Transhipment Problem
This example is taken from the MOOC MITx: CTL.SC2x (edX plateform). You can check the MOOC for more information about mathematic programming and the implementation with excel.
In this post, I propose an implementation using Gurobi Python environment. Here a transhipment constraint is added to the initial problem (look at older posts on the blog).

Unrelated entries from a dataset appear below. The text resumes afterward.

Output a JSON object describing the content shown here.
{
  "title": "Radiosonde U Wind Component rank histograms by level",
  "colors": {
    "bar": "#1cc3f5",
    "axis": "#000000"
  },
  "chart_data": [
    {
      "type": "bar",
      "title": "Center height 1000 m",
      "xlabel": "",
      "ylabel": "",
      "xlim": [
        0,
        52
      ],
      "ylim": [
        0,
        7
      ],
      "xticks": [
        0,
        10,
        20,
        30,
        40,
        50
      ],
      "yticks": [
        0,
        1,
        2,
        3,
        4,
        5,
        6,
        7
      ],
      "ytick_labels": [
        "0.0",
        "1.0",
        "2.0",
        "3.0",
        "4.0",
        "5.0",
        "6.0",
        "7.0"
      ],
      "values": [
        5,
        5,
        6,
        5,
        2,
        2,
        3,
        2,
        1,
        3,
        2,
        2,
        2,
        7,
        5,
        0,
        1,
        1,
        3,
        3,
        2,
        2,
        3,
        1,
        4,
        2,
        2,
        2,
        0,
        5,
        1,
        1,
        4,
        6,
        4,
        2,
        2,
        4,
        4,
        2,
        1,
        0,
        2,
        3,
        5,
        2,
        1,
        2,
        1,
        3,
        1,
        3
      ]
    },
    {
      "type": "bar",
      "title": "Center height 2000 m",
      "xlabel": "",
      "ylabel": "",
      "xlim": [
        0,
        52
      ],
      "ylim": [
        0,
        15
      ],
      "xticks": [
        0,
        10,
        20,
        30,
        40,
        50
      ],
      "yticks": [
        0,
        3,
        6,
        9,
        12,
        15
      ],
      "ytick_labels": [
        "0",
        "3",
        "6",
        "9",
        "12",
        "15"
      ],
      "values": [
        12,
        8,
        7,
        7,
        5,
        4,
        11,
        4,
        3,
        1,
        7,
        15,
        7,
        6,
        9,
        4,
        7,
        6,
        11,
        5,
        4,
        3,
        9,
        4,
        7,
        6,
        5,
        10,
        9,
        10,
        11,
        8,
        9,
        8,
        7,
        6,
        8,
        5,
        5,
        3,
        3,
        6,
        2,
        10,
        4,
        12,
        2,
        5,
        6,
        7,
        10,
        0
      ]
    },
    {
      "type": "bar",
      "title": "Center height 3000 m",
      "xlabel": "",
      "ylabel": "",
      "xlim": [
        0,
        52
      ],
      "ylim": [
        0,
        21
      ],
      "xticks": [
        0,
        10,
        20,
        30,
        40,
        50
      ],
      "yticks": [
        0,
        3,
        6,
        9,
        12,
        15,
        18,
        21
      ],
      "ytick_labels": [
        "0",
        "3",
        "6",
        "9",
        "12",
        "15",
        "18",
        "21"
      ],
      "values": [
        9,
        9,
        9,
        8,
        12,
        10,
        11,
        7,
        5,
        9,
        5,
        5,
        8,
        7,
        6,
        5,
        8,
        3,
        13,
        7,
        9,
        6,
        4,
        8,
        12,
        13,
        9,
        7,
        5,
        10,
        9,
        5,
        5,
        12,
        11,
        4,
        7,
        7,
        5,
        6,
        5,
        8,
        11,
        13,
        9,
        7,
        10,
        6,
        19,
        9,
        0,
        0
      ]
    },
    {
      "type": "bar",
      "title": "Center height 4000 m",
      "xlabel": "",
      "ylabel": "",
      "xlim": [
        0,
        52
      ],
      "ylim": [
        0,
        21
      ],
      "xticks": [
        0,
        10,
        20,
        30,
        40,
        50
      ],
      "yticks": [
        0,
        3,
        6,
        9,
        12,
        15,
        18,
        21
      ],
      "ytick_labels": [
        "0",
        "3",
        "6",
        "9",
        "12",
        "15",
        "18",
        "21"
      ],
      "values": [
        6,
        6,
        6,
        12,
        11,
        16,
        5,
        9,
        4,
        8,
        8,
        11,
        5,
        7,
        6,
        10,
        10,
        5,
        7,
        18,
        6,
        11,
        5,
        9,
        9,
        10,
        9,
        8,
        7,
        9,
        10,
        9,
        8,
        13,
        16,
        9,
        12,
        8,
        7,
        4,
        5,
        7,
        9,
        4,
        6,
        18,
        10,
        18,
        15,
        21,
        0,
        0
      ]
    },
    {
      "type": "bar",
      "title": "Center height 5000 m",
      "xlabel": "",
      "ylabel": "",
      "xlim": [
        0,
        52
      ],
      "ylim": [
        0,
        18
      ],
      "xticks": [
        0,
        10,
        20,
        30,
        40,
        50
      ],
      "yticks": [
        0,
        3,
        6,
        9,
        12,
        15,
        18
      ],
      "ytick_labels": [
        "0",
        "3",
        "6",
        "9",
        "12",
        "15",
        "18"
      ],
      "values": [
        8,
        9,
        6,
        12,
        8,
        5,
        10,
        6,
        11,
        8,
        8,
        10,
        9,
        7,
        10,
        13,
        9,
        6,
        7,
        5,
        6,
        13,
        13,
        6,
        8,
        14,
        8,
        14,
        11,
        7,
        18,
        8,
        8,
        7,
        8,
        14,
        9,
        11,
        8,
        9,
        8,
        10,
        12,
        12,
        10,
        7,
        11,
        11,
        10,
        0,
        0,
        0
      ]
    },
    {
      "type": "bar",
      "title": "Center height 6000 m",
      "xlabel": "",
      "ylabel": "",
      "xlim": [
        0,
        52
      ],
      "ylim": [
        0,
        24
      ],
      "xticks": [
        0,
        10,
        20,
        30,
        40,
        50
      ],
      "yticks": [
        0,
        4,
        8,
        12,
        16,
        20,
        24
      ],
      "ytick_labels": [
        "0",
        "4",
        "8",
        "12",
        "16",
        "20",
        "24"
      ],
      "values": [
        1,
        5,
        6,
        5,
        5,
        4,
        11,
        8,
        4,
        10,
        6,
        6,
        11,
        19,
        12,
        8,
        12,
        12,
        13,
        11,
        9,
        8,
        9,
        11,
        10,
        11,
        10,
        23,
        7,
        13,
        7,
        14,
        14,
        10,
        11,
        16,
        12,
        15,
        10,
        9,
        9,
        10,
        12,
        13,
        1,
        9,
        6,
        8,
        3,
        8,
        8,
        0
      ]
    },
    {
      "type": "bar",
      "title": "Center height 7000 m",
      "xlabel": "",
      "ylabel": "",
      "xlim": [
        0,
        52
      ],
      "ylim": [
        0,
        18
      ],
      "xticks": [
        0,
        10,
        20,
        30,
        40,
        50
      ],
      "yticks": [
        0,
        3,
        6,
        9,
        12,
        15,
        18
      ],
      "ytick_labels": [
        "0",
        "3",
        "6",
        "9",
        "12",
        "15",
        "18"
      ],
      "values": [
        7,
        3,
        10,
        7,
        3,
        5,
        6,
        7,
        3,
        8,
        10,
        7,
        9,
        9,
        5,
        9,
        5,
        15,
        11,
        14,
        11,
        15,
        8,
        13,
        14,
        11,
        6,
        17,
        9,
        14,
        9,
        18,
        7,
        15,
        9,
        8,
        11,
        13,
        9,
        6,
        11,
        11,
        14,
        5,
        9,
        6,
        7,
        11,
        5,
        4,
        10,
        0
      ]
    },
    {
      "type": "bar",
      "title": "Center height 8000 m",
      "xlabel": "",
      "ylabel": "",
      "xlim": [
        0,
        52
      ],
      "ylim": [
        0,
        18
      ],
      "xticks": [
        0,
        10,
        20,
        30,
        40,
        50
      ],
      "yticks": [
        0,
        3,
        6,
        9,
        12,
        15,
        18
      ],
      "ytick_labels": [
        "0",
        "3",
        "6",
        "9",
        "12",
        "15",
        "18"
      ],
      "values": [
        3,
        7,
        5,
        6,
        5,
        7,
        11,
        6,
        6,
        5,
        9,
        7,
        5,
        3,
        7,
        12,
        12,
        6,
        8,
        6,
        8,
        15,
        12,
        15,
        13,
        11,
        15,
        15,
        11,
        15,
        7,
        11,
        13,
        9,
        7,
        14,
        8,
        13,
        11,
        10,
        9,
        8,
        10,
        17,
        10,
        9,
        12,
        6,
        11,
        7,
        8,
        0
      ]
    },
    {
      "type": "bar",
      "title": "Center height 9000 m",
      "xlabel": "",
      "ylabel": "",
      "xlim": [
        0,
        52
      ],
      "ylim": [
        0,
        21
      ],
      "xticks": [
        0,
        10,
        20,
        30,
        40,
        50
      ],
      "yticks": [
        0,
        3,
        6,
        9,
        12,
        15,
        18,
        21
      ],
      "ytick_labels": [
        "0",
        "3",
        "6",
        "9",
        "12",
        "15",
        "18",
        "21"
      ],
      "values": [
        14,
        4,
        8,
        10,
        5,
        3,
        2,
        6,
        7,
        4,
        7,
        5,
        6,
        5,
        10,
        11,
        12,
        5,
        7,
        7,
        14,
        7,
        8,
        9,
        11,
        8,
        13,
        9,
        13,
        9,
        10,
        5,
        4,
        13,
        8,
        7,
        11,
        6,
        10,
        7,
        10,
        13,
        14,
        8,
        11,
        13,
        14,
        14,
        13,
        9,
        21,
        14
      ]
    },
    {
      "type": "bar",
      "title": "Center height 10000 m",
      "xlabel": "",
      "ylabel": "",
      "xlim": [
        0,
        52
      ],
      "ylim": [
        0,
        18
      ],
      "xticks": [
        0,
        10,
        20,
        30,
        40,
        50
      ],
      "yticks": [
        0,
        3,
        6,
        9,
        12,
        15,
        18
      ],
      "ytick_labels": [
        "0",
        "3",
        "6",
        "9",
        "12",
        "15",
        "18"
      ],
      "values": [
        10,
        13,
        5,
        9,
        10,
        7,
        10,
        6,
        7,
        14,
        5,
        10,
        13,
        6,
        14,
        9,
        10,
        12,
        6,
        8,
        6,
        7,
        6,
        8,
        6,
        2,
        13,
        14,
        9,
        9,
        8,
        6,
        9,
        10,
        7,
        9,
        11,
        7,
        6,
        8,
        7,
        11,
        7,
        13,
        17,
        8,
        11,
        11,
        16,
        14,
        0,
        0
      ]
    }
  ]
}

Following Sankey diagram represents the solution to this problem.
Input data
\(S_{i} : \text{production of tomatoes from each Farm (in tons)} \qquad \forall i \in S\) \(D_{j} : \text{demand from each City (in tons)} \qquad \forall j \in D\) \(c_{i,j} : \text{transportation cost between Farm i and City j (€/ton)} \qquad \forall i,j\)
Decision variables
\(x_{i,j} : \text{flow on arc from i to j} \qquad \forall i,j\)
Objective
Minimisation of the transportation cost
\[\min \sum\limits_{i \in{S}}\sum\limits_{j\in{D}} x_{i,j} * c_{i,j}\]Supply constraint
Production of each farm cannot exceed the sum of the deliveries to all the cities.
\[\sum\limits_{j\in{D}} x_{i,j} \leq S_{i} \qquad \forall i \in S\]Demand constraint
Demand of each city must be satisfied : one city can be delivered by two farms.
\[\sum\limits_{i\in{S}} x_{i,j} \geq D_{j} \qquad \forall j \in D\]Transhipment constraint
Amount of tomatoes arriving at one cooperative must be equal to the amout of tomatoes going out.
\[\sum\limits_{i\in{S}}{ x_{i,j}} = \sum\limits_{i\in{S}} x_{j,i} \qquad \forall j \notin S, \notin D\]Non negativity constraint
\[x_{i,j} \geq 0 \qquad \ \forall i,j\]Python implementation
from gurobipy import *
farms = ["Farm1", "Farm2"]
cities = ["City1", "City2", "City3"]
coops = ["Coop1", "Coop2"]
supply = { "Farm1" : 100,
"Farm2" : 125}
demand = { "City1" : 25,
"City2" : 95,
"City3" : 80}
arcs, cost_tuple = multidict({ ("Farm1", "Coop1") : 190,
("Farm1", "Coop2") : 210,
("Farm2", "Coop1") : 185,
("Farm2", "Coop2") : 105,
("Coop1", "City1") : 175,
("Coop1", "City2") : 180,
("Coop1", "City3") : 165,
("Coop2", "City1") : 235,
("Coop2", "City2") : 130,
("Coop2", "City3") : 145})
m = Model("transhipment_pb")
# Decision variables
flow = m.addVars(arcs, obj=cost_tuple, name="flow")
# Supply constraint
supply_constr = m.addConstrs((flow.sum(farm, "*")
<= supply[farm] for farm in farms),
name="supply_constraint")
# Demand constraint
demand_constr = m.addConstrs((flow.sum("*", city)
>= demand[city] for city in cities),
name="supply_constraint")
# Transhipment constraint
tranship_constr = m.addConstrs((flow.sum("*", coop)
== flow.sum(coop, "*")
for coop in coops),
name="transhipment_constraint")
m.optimize()
Here you can see the benefits of the multidict object (from Gurobi). In one declaration, I get arcs
dictionnary of all the possible arcs and cost_tuple
dictionnary of the associated costs.
The dict arcs
allows me to create all the decision variables needed.
Total cost of the solution minimizing cost is 56 700 €.
for c in m.getConstrs():
print(c.ConstrName, c.slack)
>>> supply_constraint[Farm1] 25.0
>>> supply_constraint[Farm2] 0.0
>>> supply_constraint[City1] 0.0
>>> supply_constraint[City2] 0.0
>>> supply_constraint[City3] 0.0
>>> transhipment_constraint[Coop1] 0.0
>>> transhipment_constraint[Coop2] 0.0
The farm 1 still has 25 tons of unsold tomatoes.